Well, yesterday, to be precise (it’s 1.30am here).
Wow! Talk about an experience. I don’t believe I’ve ever done anything so confronting in my life! We started off with a cup of tea and a chat before we headed into the studio… to do the ‘classy nude shots’. I think I’d gone into this with a very preconceived idea as to how the shots would be done… in my mind, I’d imagined some overly coy, “sure Grandma, take a look at my photos” kinda shots… so I got a bit of a surprise.
Please don’t get me wrong… there was nothing remotely smutty or anything like that… or I would have been out that door like a scalded cat! In fact I think the resulting shots are going to be very artistic (lots of use of shadow and contrast)... and whilst Grandma might initially be a bit surprised, I don’t think she’ll disown me by any means. But even though when the flash fires you can’t really see anything too much, in the meantime you’re there… exposed.

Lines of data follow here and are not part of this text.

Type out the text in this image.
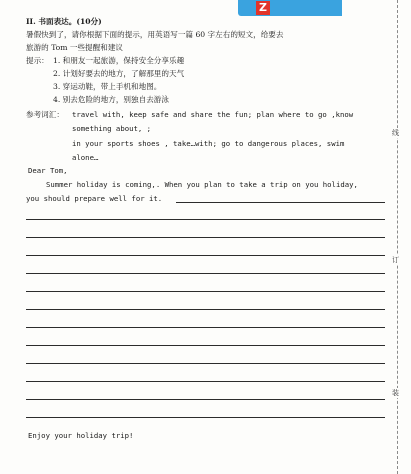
Z
II. 书面表达。(10分)
暑假快到了，请你根据下面的提示，用英语写一篇 60 字左右的短文，给要去
旅游的 Tom 一些提醒和建议
提示： 1. 和朋友一起旅游，保持安全分享乐趣
2. 计划好要去的地方，了解那里的天气
3. 穿运动鞋，带上手机和地图。
4. 别去危险的地方，别独自去游泳
参考词汇： travel with, keep safe and share the fun; plan where to go ,know
something about, ;
in your sports shoes , take…with; go to dangerous places, swim
alone…
Dear Tom,
Summer holiday is coming,. When you plan to take a trip on you holiday,
you should prepare well for it.
Enjoy your holiday trip!
线
订
装
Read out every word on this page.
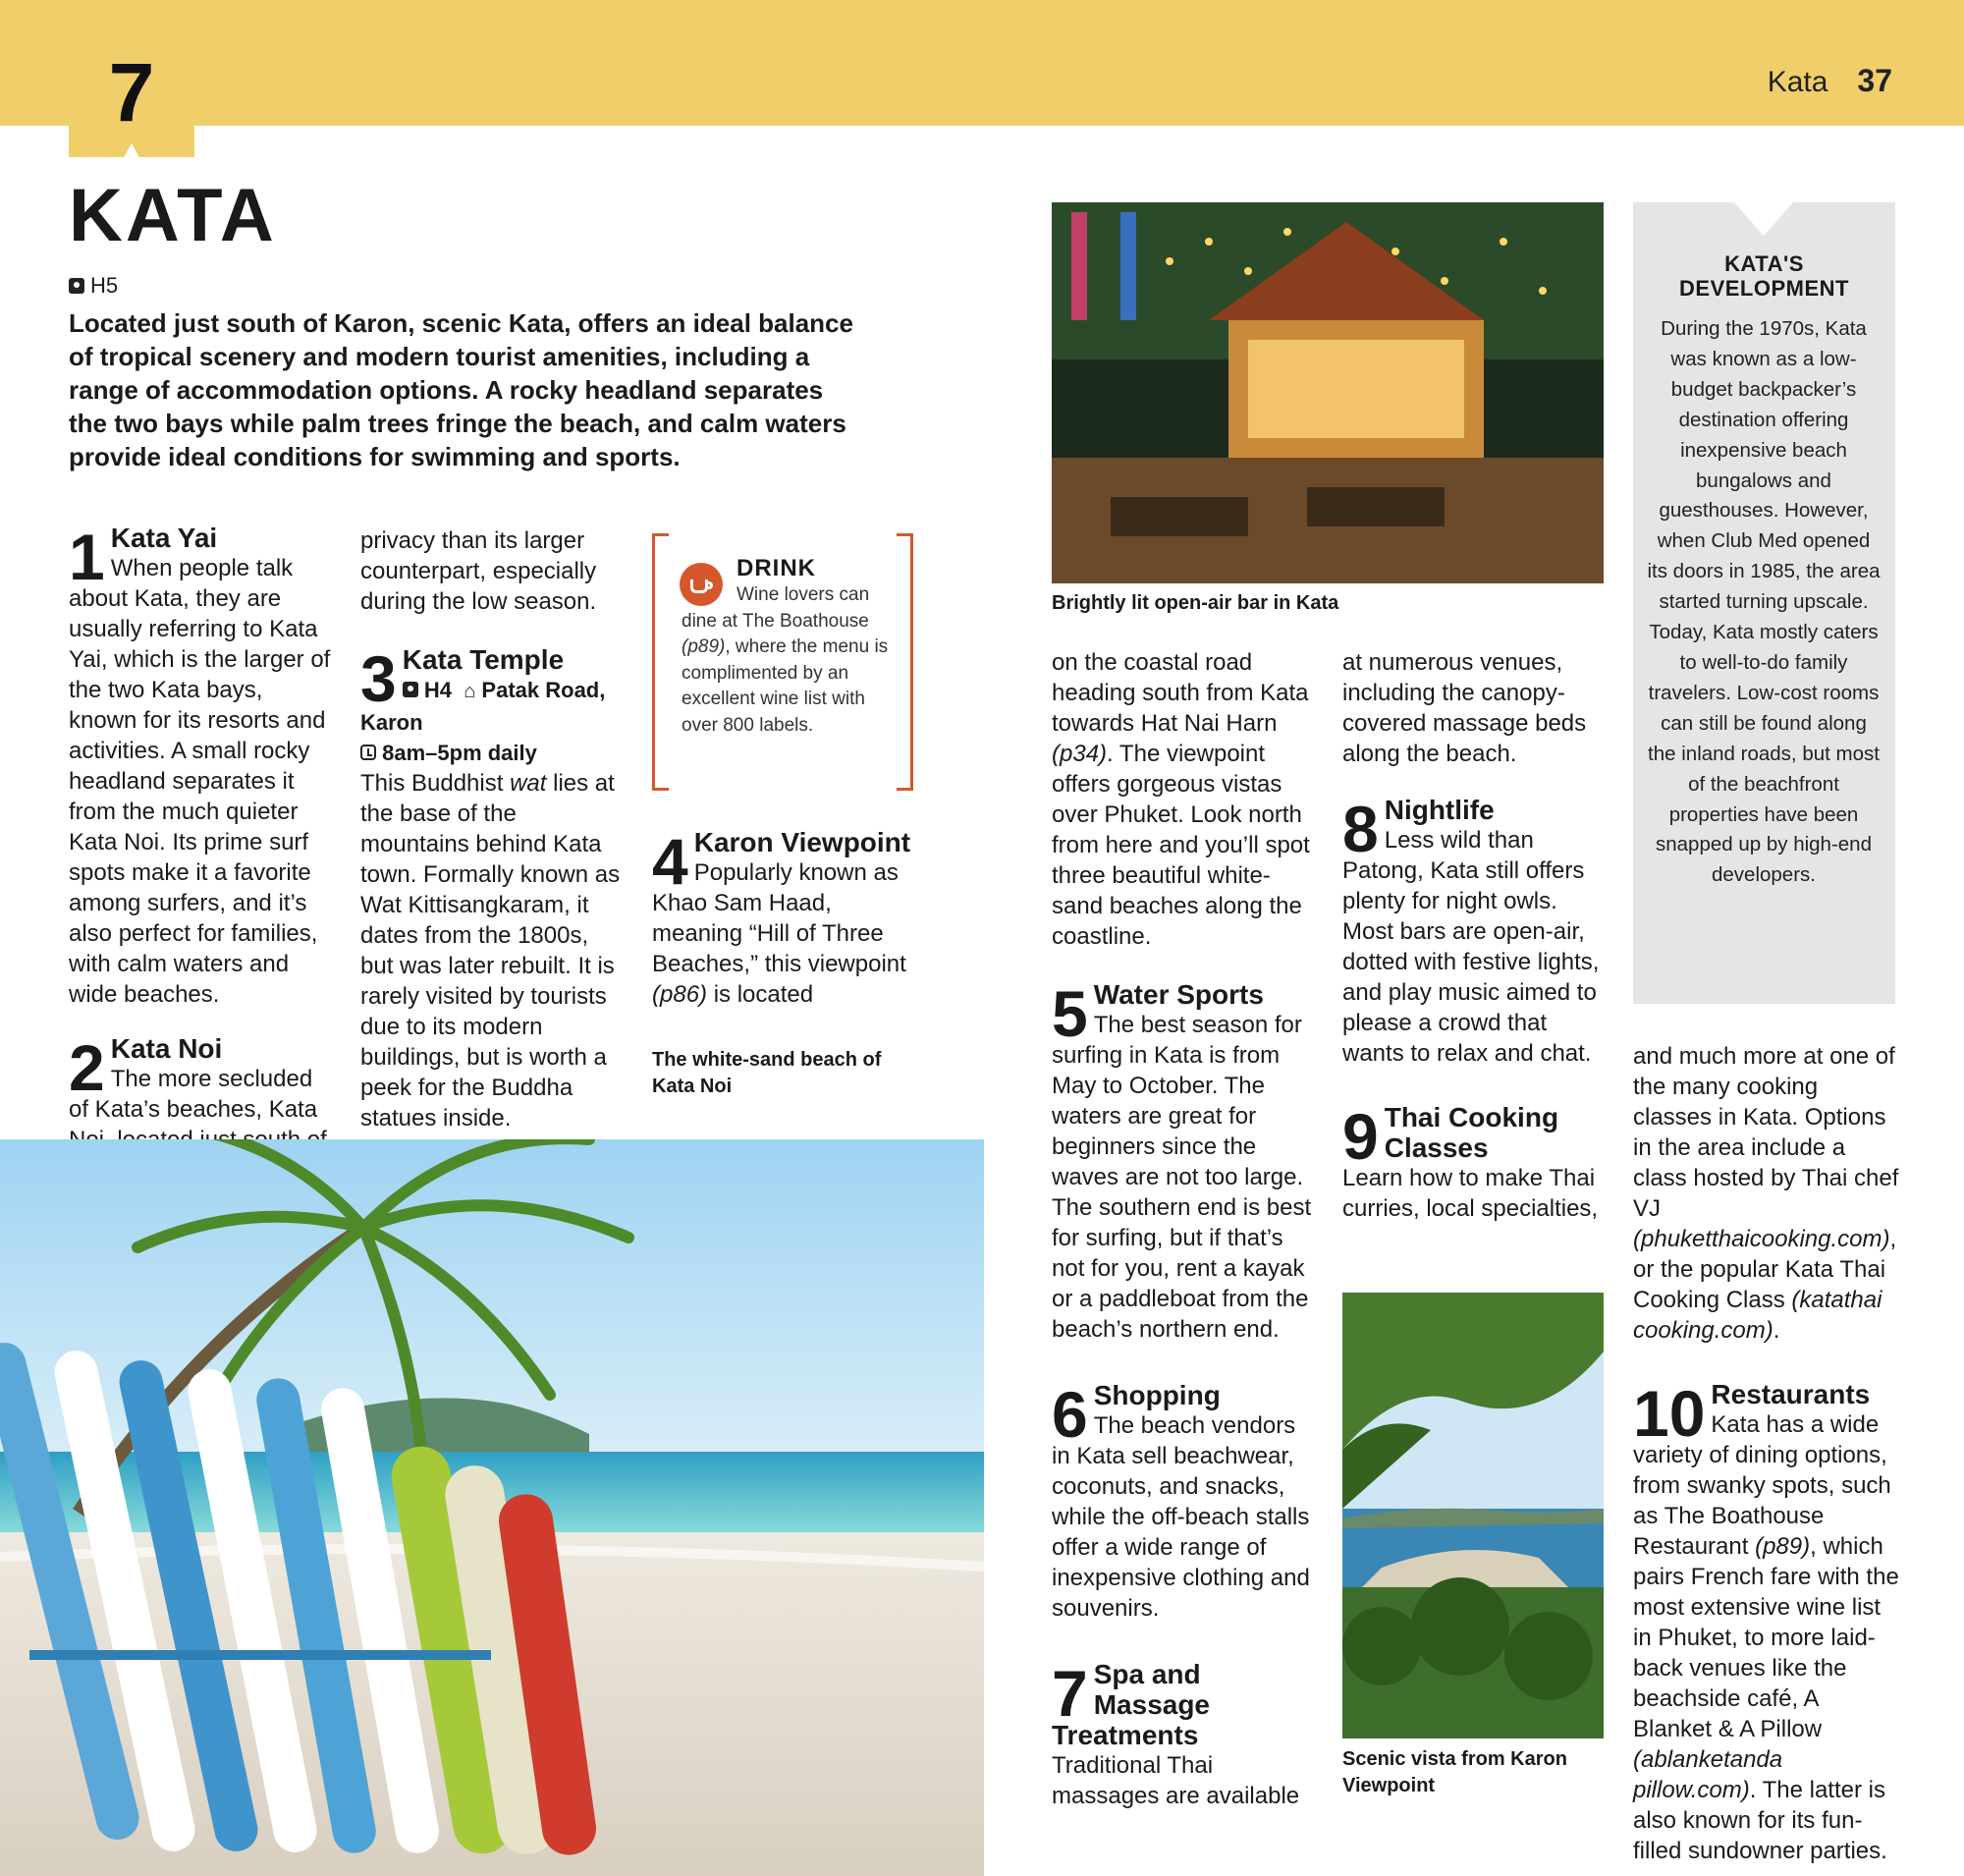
7	Kata 37
KATA
H5
Located just south of Karon, scenic Kata, offers an ideal balance of tropical scenery and modern tourist amenities, including a range of accommodation options. A rocky headland separates the two bays while palm trees fringe the beach, and calm waters provide ideal conditions for swimming and sports.
1 Kata Yai

When people talk about Kata, they are usually referring to Kata Yai, which is the larger of the two Kata bays, known for its resorts and activities. A small rocky headland separates it from the much quieter Kata Noi. Its prime surf spots make it a favorite among surfers, and it’s also perfect for families, with calm waters and wide beaches.

2 Kata Noi

The more secluded of Kata’s beaches, Kata

privacy than its larger counterpart, especially during the low season.

3 Kata Temple
H4 ⌂ Patak Road, Karon
8am–5pm daily

This Buddhist wat lies at the base of the mountains behind Kata town. Formally known as Wat Kittisangkaram, it dates from the 1800s, but was later rebuilt. It is rarely visited by tourists due to its modern buildings, but is worth a peek for the Buddha statues inside.

DRINK
Wine lovers can dine at The Boathouse (p89), where the menu is complimented by an excellent wine list with over 800 labels.
4 Karon Viewpoint

Popularly known as Khao Sam Haad, meaning “Hill of Three Beaches,” this viewpoint (p86) is located

The white-sand beach of Kata Noi
Brightly lit open-air bar in Kata

on the coastal road heading south from Kata towards Hat Nai Harn (p34). The viewpoint offers gorgeous vistas over Phuket. Look north from here and you’ll spot three beautiful white-sand beaches along the coastline.

5 Water Sports

The best season for surfing in Kata is from May to October. The waters are great for beginners since the waves are not too large. The southern end is best for surfing, but if that’s not for you, rent a kayak or a paddleboat from the beach’s northern end.

6 Shopping

The beach vendors in Kata sell beachwear, coconuts, and snacks, while the off-beach stalls offer a wide range of inexpensive clothing and souvenirs.

7 Spa and Massage Treatments

Traditional Thai massages are available

at numerous venues, including the canopy-covered massage beds along the beach.

8 Nightlife

Less wild than Patong, Kata still offers plenty for night owls. Most bars are open-air, dotted with festive lights, and play music aimed to please a crowd that wants to relax and chat.

9 Thai Cooking Classes

Learn how to make Thai curries, local specialties,

Scenic vista from Karon Viewpoint
KATA'S
DEVELOPMENT
During the 1970s, Kata was known as a low-budget backpacker’s destination offering inexpensive beach bungalows and guesthouses. However, when Club Med opened its doors in 1985, the area started turning upscale. Today, Kata mostly caters to well-to-do family travelers. Low-cost rooms can still be found along the inland roads, but most of the beachfront properties have been snapped up by high-end developers.

and much more at one of the many cooking classes in Kata. Options in the area include a class hosted by Thai chef VJ (phuketthaicooking.com), or the popular Kata Thai Cooking Class (katathai cooking.com).

10 Restaurants

Kata has a wide variety of dining options, from swanky spots, such as The Boathouse Restaurant (p89), which pairs French fare with the most extensive wine list in Phuket, to more laid-back venues like the beachside café, A Blanket & A Pillow (ablanketanda pillow.com). The latter is also known for its fun-filled sundowner parties.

And it wasn’t even about the fact that Russ (the fab photographer) was in the room with me… more about the feeling of being so exposed on so many levels.
To explain a little more… there are certain things that you know about yourself, and whilst you may accept these things, and have a sense that you’re very comfortable within your own skin… for the most part you can accept these things because only you (and anyone with whom you choose to share) know about these things. Physically, these may range from marks or blemishes, scars, stretch marks, ‘lumpy bits’... or even the way in which you choose to keep your bikini line. But whilst you accept these things within yourself, choosing to share these things with others can be incredibly daunting… you’re placing yourself in a position where you may potentially be judged… and with the risk that the results may not always be positive. Much, I suppose, like choosing to reveal things about yourself on 43T.
After much muttering to myself, pacing nervously around the room, and debating whether or not this was something I could actually do (all in all about 15 minutes, I’d guesstimate)... I gingerly took the first few steps. Russ was very patient with me as I went through this process… and if I’d changed my mind at any point, there’d have been no worries whatsoever. As I saw glimpses of how the shots were actually going to turn out (he’d show me on his camera from time to time), I started to relax a little more… and by the time we finished up, I was pretty much back to cracking stupid jokes as usual.
After we’d finished in the studio, we went out for coffee and lunch down near the bay… and Russ snapped away whilst we drank, ate and chatted… some nice candid, casual pics hopefully will result.
I’m feeling quite proud of myself now for going through with this… it’s something I’d never have expected of myself, and I’m surprised once again with what I’ve been able to do. I also think I’m going to be very happy with the results… will just have to wait now for the call to say that they’re ready!